Тут он взглянул на нее сквозь завесу сигаретного дыма, и она почувствовала, как он тянется к ней и ощупывает ее, хотя, конечно же, это была полнейшая иллюзия. Она ведь стояла возле двери, в самой темноте, и вряд ли он сумел бы ее разглядеть.

Открыв наконец дверь, Мэдди шагнула на улицу, в вечернюю прохладу. Пока она сидела в баре, на Трули спустилась ночь, подобная тяжелому черному занавесу. К счастью, горело несколько вывесок. И кое-где светились уличные фонари.

Ее черный «мерседес» был припаркован на другой стороне улицы, перед магазином спортивного белья Тины и художественной галереей «Рокхаунд». Она дождалась, когда проедет желтый «хаммер», и лишь затем сошла с обочины и пошла через дорогу – прочь от сияния неоновой вывески бара «Морт».

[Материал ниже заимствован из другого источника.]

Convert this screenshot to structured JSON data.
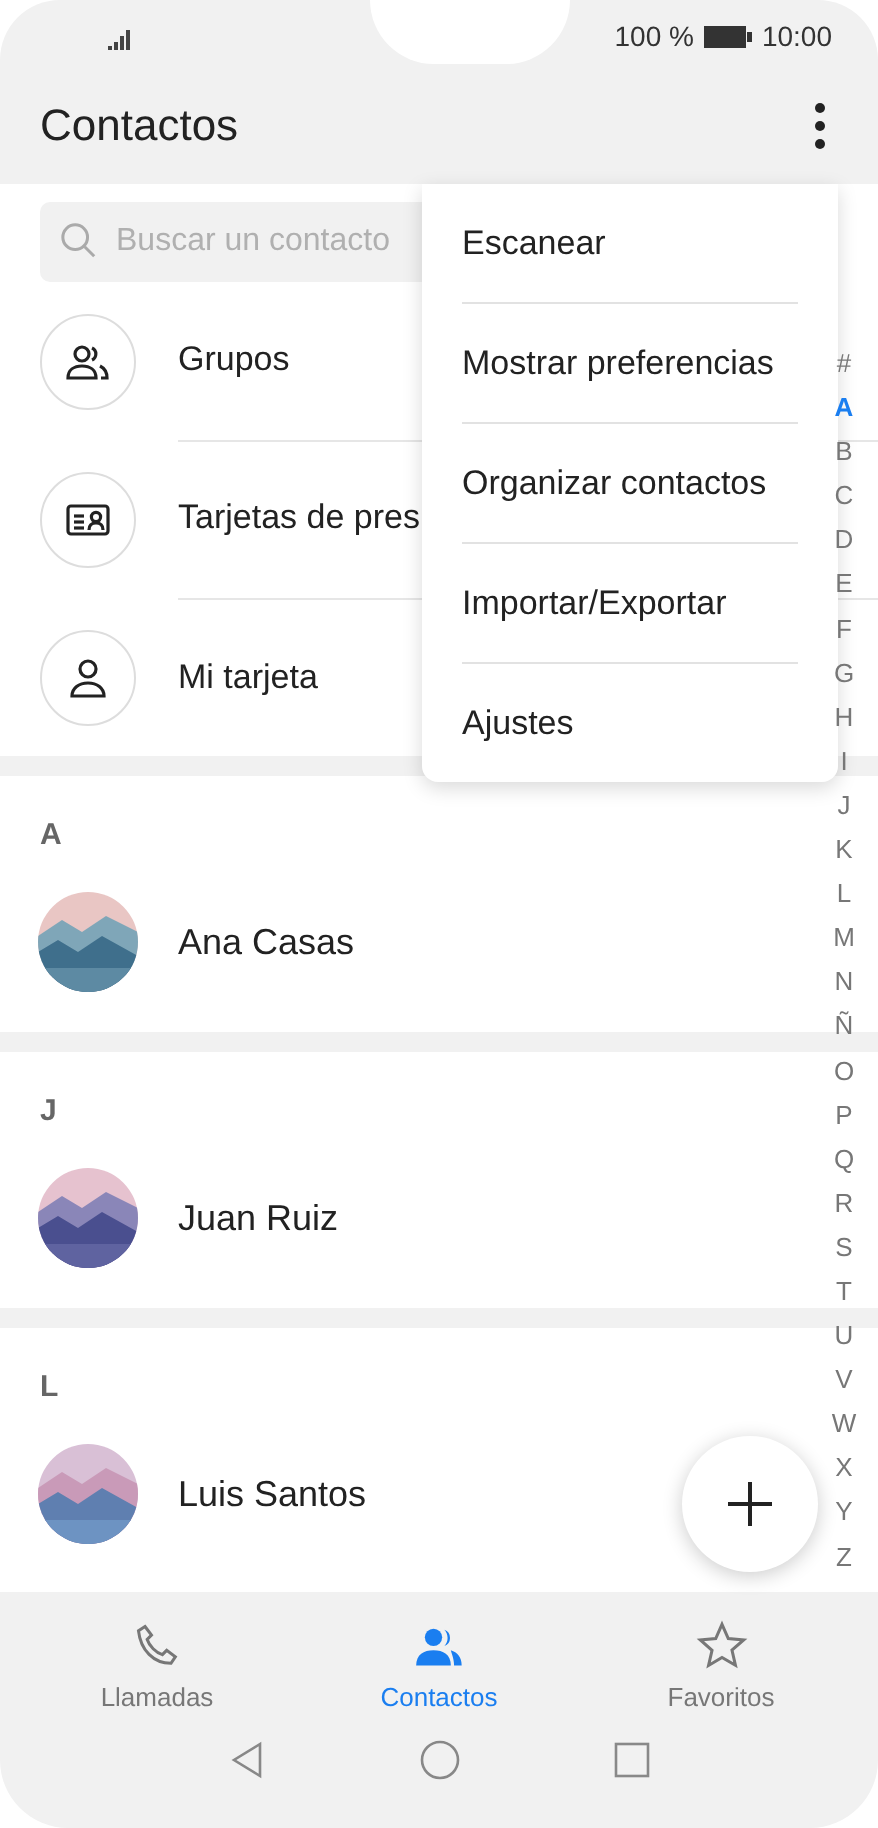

Ключ был не нужен; при приближении хозяйки электронный передатчик в сумочке открыл замок водительской дверцы. Открыв дверцу, Мэдди скользнула в прохладный кожаный салон. Вообще-то она мало интересовалась вещами. Была равнодушна к одежде и обуви. Поскольку теперь ей ни перед кем не нужно было раздеваться, она могла не волноваться из-за того, что ее бюстгальтер не подходил к трусикам. И дорогих украшений у нее не было. «Мерседес» она купила два месяца назад, а до этого накрутила двести тысяч миль на «Ниссане Сентра». Ей требовалась новая машина, и она присматривалась к «вольво», но на глаза ей попался черный седан S-600. Огни выставочного зала озаряли машину, и это было как божий знак. Мэдди могла бы поклясться, что слышала, как ангелы выводят «Аллилуйя» – будто хор мормонов на своем молельном сборище. Кто она такая, чтобы пренебрегать советом Всемогущего? После переговоров с дилером она несколькими часами позже выкатила машину из автосалона и поставила в гараж своего дома в Бойсе.

Мэдди нажала стартовую кнопку и включила фары. Ожила стереосистема, и салон «мерседеса» заполнили звуки «Неуравновешенного мальчика» Уоррена Зивона. Она съехала с обочины и сделала разворот на середине Мэйн-стрит. В текстах Уоррена Зивона ей слышалось нечто восхитительное и пугающее – казалось, что заглядываешь в мозг человека, стоящего на грани между здравым рассудком и болезнью; и человек этот время от времени заносил ногу над последней чертой – забавлялся таким образом, а затем отскакивал прежде, чем его затягивало в безумие. По опыту своей работы Мэдди знала, как мало тех, кто действительно сумел отскочить от края пропасти.